Cave environments exert specific selective pressures that have led to the evolution of distinct morphological traits in Astyanax mexicanus, particularly related to body shape. In our study, we examined the body shape of different cave lineages to determine whether this morphology is influenced by phylogenetic history (i.e. phylogenetic inertia) or is driven by environmental pressures.

We observed parallel evolution between the A. mexicanus cavefish lineages, characterized by dorsoventral flattening of the head, represented in both the PCA analyses and the discriminant analyses (Figures 5 and 6), like other cave vertebrate species (Christiansen, 2012; Edgington & Taylor, 2019; Fenolio et al., 2013; Hart et al., 2020; Soares & Niemiller, 2020). Furthermore, A. mexicanus cavefish exhibit a shorter body and elongated caudal peduncle compared to their surface-dwelling counterparts, which display a more compressed and fusiform dorsoventral axis. These findings suggest that the common body shapes observed among the different cave lineages of A. mexicanus are the result of adaptation to common environmental challenges.

Despite the parallel evolution of body shape, we were able to observe a gradient in the cave phenotypes among different populations. Thus, populations from the Sierra de El Abra exhibited a greater differentiation in body shape compared to surface fish, whereas cave populations from the Sierra de Guatemala showed less pronounced differences. Interestingly, the Micos cave population displayed a body shape that nearly overlapped with the surface populations. This variable degree of troglomorphism in different cave populations has been previously described by Wilkens (1977). He proposed that the severity of troglomorphy could be influenced by the timing of cave adaptation. Alternatively, it is possible that the morphological similarity between the Micos cave population and the surface fish is a result of hybridization between the two groups, rather than the age of the cave population.

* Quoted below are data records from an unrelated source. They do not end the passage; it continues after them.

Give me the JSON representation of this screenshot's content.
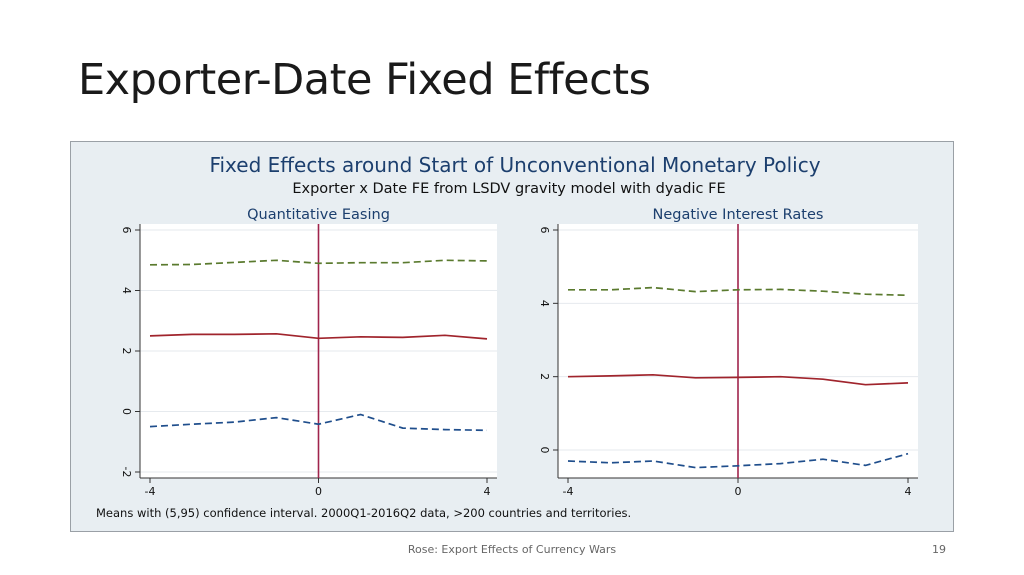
{
  "slide": {
    "title": "Exporter-Date Fixed Effects",
    "footer": "Rose: Export Effects of Currency Wars",
    "page_number": "19"
  },
  "chart_data": {
    "type": "line",
    "title": "Fixed Effects around Start of Unconventional Monetary Policy",
    "subtitle": "Exporter x Date FE from LSDV gravity model with dyadic FE",
    "note": "Means with (5,95) confidence interval.  2000Q1-2016Q2 data, >200 countries and territories.",
    "colors": {
      "upper": "#5a7a2e",
      "mean": "#a0242c",
      "lower": "#1f4e8c",
      "event": "#a0244c"
    },
    "panels": [
      {
        "title": "Quantitative Easing",
        "xlim": [
          -4,
          4
        ],
        "ylim": [
          -2,
          6
        ],
        "xticks": [
          -4,
          0,
          4
        ],
        "yticks": [
          -2,
          0,
          2,
          4,
          6
        ],
        "event_x": 0,
        "x": [
          -4,
          -3,
          -2,
          -1,
          0,
          1,
          2,
          3,
          4
        ],
        "series": [
          {
            "key": "upper",
            "style": "dashed",
            "values": [
              4.85,
              4.86,
              4.93,
              5.0,
              4.9,
              4.92,
              4.92,
              5.0,
              4.98
            ]
          },
          {
            "key": "mean",
            "style": "solid",
            "values": [
              2.5,
              2.55,
              2.55,
              2.57,
              2.42,
              2.47,
              2.45,
              2.52,
              2.4
            ]
          },
          {
            "key": "lower",
            "style": "dashed",
            "values": [
              -0.5,
              -0.42,
              -0.35,
              -0.2,
              -0.42,
              -0.1,
              -0.55,
              -0.6,
              -0.62
            ]
          }
        ]
      },
      {
        "title": "Negative Interest Rates",
        "xlim": [
          -4,
          4
        ],
        "ylim": [
          -0.6,
          6
        ],
        "xticks": [
          -4,
          0,
          4
        ],
        "yticks": [
          0,
          2,
          4,
          6
        ],
        "event_x": 0,
        "x": [
          -4,
          -3,
          -2,
          -1,
          0,
          1,
          2,
          3,
          4
        ],
        "series": [
          {
            "key": "upper",
            "style": "dashed",
            "values": [
              4.37,
              4.37,
              4.43,
              4.32,
              4.37,
              4.38,
              4.33,
              4.25,
              4.22
            ]
          },
          {
            "key": "mean",
            "style": "solid",
            "values": [
              2.0,
              2.02,
              2.05,
              1.97,
              1.98,
              2.0,
              1.93,
              1.78,
              1.83
            ]
          },
          {
            "key": "lower",
            "style": "dashed",
            "values": [
              -0.3,
              -0.35,
              -0.3,
              -0.48,
              -0.43,
              -0.37,
              -0.25,
              -0.42,
              -0.1
            ]
          }
        ]
      }
    ]
  }
}
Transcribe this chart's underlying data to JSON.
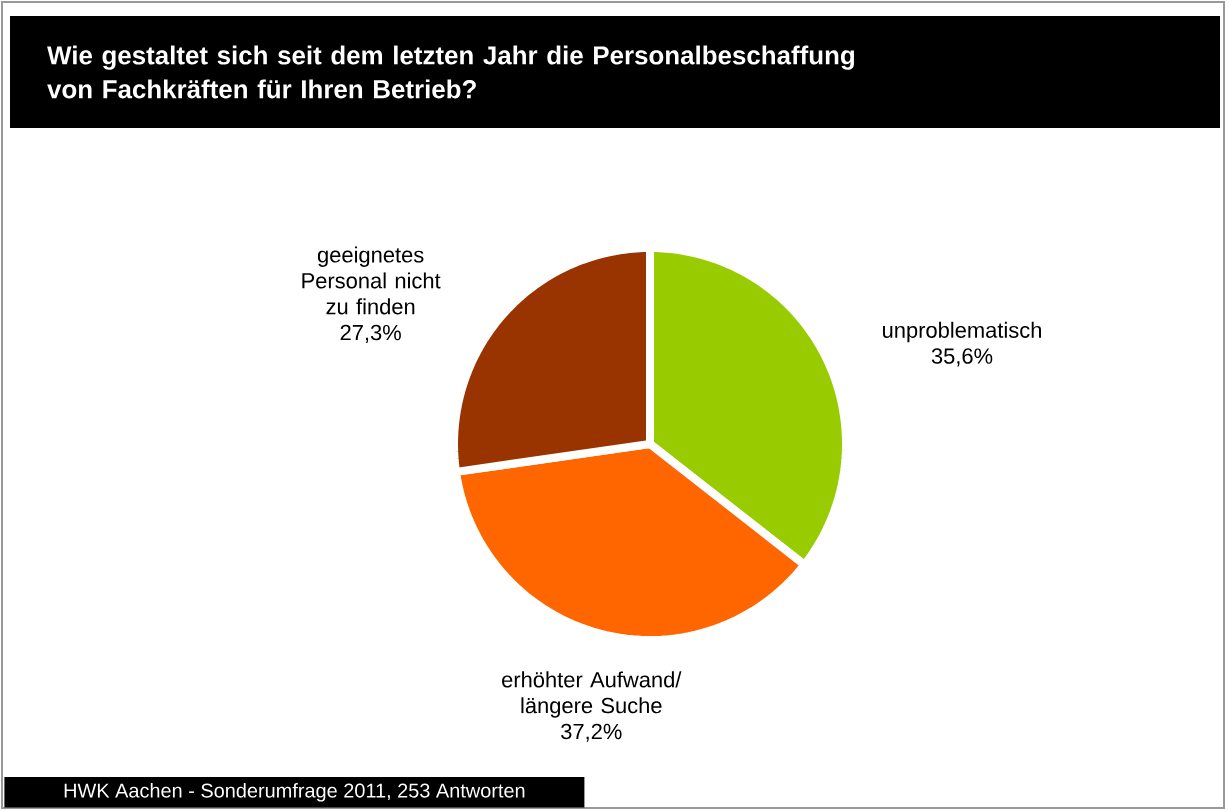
{
  "chart_data": {
    "type": "pie",
    "title": "Wie gestaltet sich seit dem letzten Jahr die Personalbeschaffung von Fachkräften für Ihren Betrieb?",
    "categories": [
      "unproblematisch",
      "erhöhter Aufwand/ längere Suche",
      "geeignetes Personal nicht zu finden"
    ],
    "values": [
      35.6,
      37.2,
      27.3
    ],
    "value_labels": [
      "35,6%",
      "37,2%",
      "27,3%"
    ],
    "colors": [
      "#99cc00",
      "#ff6600",
      "#993300"
    ],
    "annotations": [
      "HWK Aachen - Sonderumfrage  2011, 253 Antworten"
    ]
  }
}
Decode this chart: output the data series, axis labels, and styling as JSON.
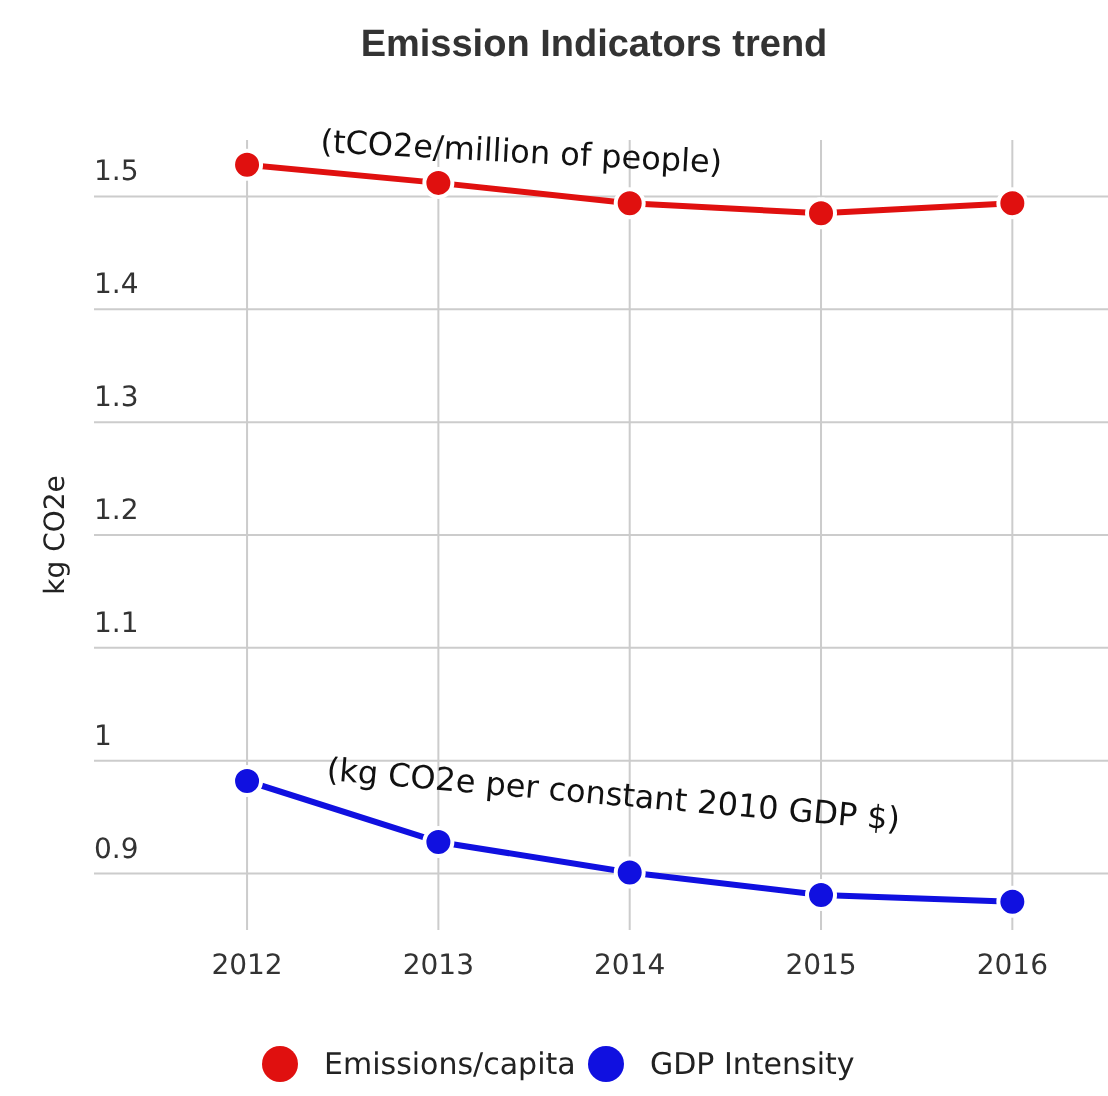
{
  "chart_data": {
    "type": "line",
    "title": "Emission Indicators trend",
    "ylabel": "kg CO2e",
    "x": [
      2012,
      2013,
      2014,
      2015,
      2016
    ],
    "series": [
      {
        "name": "Emissions/capita",
        "color": "#e0100f",
        "values": [
          1.528,
          1.512,
          1.494,
          1.485,
          1.494
        ]
      },
      {
        "name": "GDP Intensity",
        "color": "#1010e0",
        "values": [
          0.982,
          0.928,
          0.901,
          0.881,
          0.875
        ]
      }
    ],
    "xlim": [
      2011.2,
      2016.5
    ],
    "xticks": [
      2012,
      2013,
      2014,
      2015,
      2016
    ],
    "ylim": [
      0.85,
      1.55
    ],
    "yticks": [
      0.9,
      {
        "value": 1,
        "label": "1"
      },
      1.1,
      1.2,
      1.3,
      1.4,
      1.5
    ],
    "annotations": [
      "(tCO2e/million of people)",
      "(kg CO2e per constant 2010 GDP $)"
    ],
    "grid": true,
    "legend": "bottom",
    "marker": "circle",
    "line_style": "solid"
  }
}
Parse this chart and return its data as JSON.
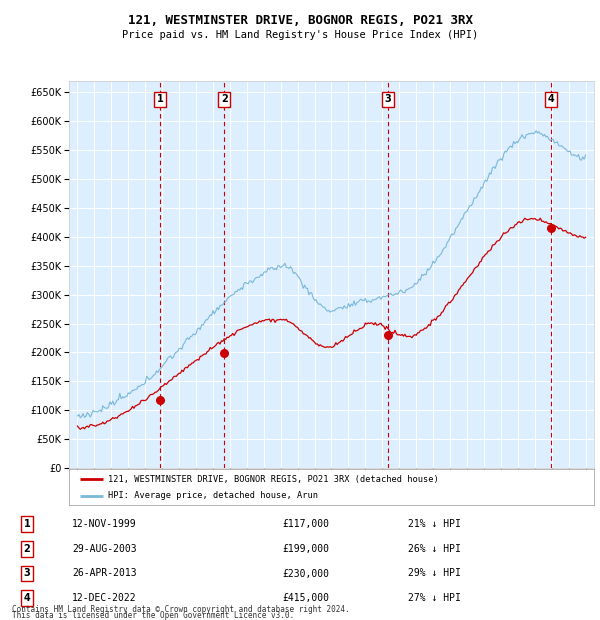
{
  "title": "121, WESTMINSTER DRIVE, BOGNOR REGIS, PO21 3RX",
  "subtitle": "Price paid vs. HM Land Registry's House Price Index (HPI)",
  "legend_line1": "121, WESTMINSTER DRIVE, BOGNOR REGIS, PO21 3RX (detached house)",
  "legend_line2": "HPI: Average price, detached house, Arun",
  "footnote1": "Contains HM Land Registry data © Crown copyright and database right 2024.",
  "footnote2": "This data is licensed under the Open Government Licence v3.0.",
  "sales": [
    {
      "num": 1,
      "date": "12-NOV-1999",
      "price": 117000,
      "hpi_pct": "21% ↓ HPI",
      "year": 1999.87
    },
    {
      "num": 2,
      "date": "29-AUG-2003",
      "price": 199000,
      "hpi_pct": "26% ↓ HPI",
      "year": 2003.66
    },
    {
      "num": 3,
      "date": "26-APR-2013",
      "price": 230000,
      "hpi_pct": "29% ↓ HPI",
      "year": 2013.32
    },
    {
      "num": 4,
      "date": "12-DEC-2022",
      "price": 415000,
      "hpi_pct": "27% ↓ HPI",
      "year": 2022.95
    }
  ],
  "ylim": [
    0,
    670000
  ],
  "yticks": [
    0,
    50000,
    100000,
    150000,
    200000,
    250000,
    300000,
    350000,
    400000,
    450000,
    500000,
    550000,
    600000,
    650000
  ],
  "xlim_start": 1994.5,
  "xlim_end": 2025.5,
  "hpi_color": "#7ab8d9",
  "sale_color": "#cc0000",
  "vline_color": "#cc0000",
  "bg_color": "#ddeeff",
  "grid_color": "#ffffff",
  "number_box_color": "#cc0000"
}
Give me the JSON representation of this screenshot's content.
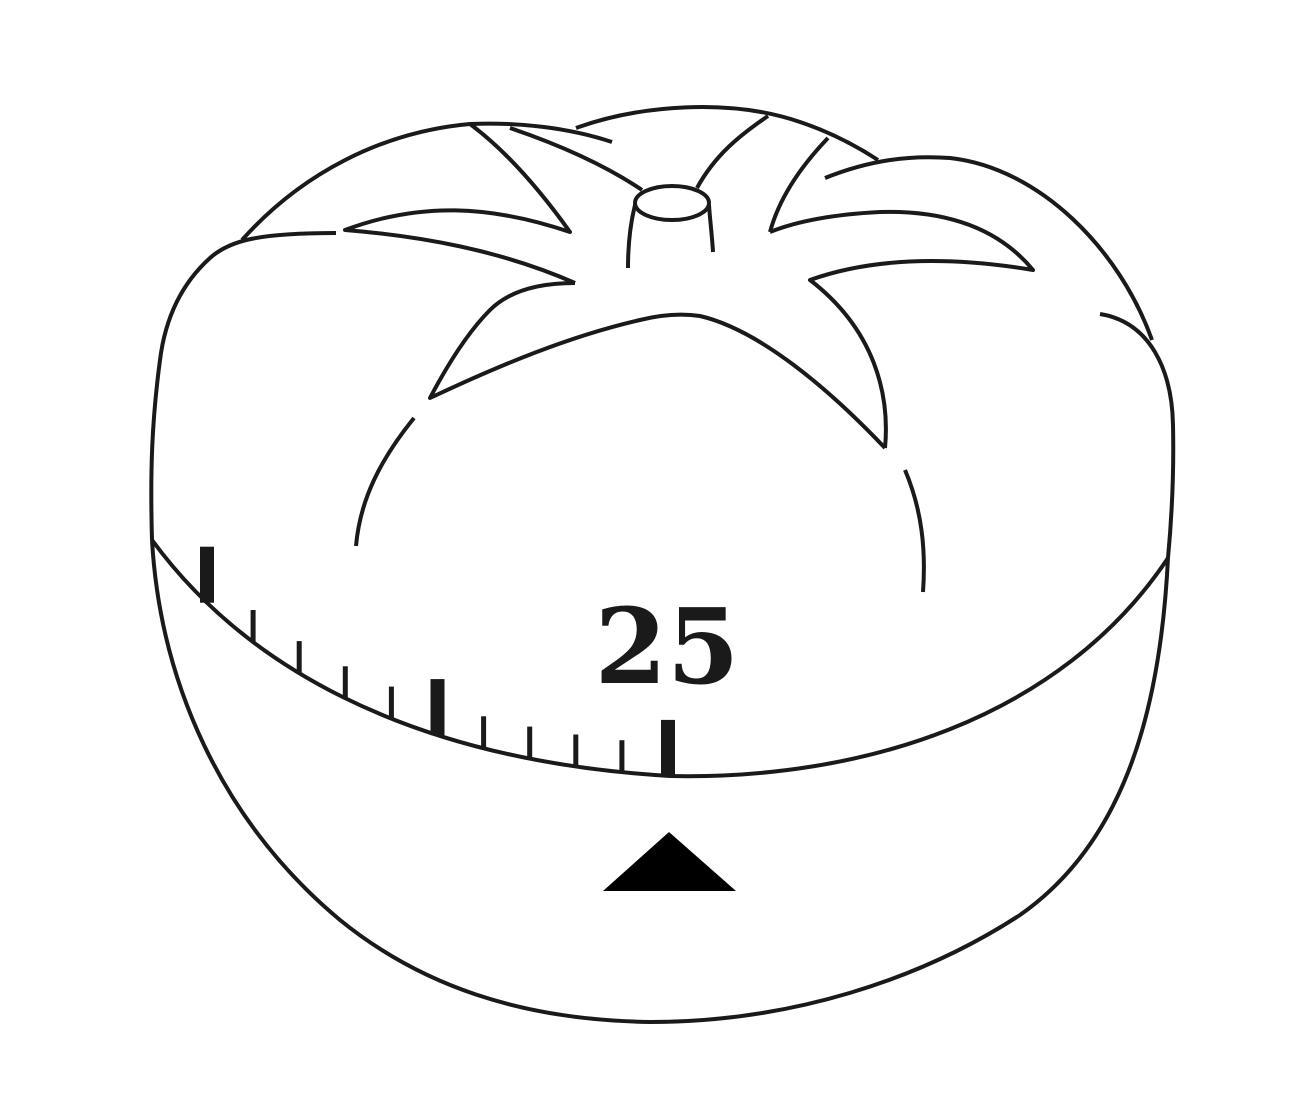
{
  "dial": {
    "number_label": "25",
    "ticks": [
      {
        "value": 25,
        "major": true
      },
      {
        "value": 24,
        "major": false
      },
      {
        "value": 23,
        "major": false
      },
      {
        "value": 22,
        "major": false
      },
      {
        "value": 21,
        "major": false
      },
      {
        "value": 20,
        "major": true
      },
      {
        "value": 19,
        "major": false
      },
      {
        "value": 18,
        "major": false
      },
      {
        "value": 17,
        "major": false
      },
      {
        "value": 16,
        "major": false
      },
      {
        "value": 15,
        "major": true
      }
    ]
  },
  "pointer_icon": "triangle-up-icon",
  "colors": {
    "ink": "#1a1a1a",
    "background": "#ffffff"
  }
}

Overall, our findings indicate a parallel evolution of body shape in cave-dwelling populations of A. mexicanus, influenced by complex factors including environmental pressures, timing of cave adaptation and possible hybridization events with surface fishes. This study, as well as previous studies, has shown that both lineages are virtually contemporary; however, the differences found between regions may be due to historical contingencies (i.e. founder effect) as well as recent ones (i.e. hybridization events). An example of the latter includes Chica and Chiquitita from the Sierra de El Abra, and Micos, which exhibited slightly different distributions in body shape compared to other cave populations. This variation could potentially be explained by introgressive hybridization, as suggested in the study by Moran et al. (2022).

Previous studies that have examined these differences in the body shape across lineages of cave populations have suggested that the divergence times between Lineage 2 cave populations (Sierra de El Abra) and Lineage 1 cave populations are very similar (Herman et al., 2018).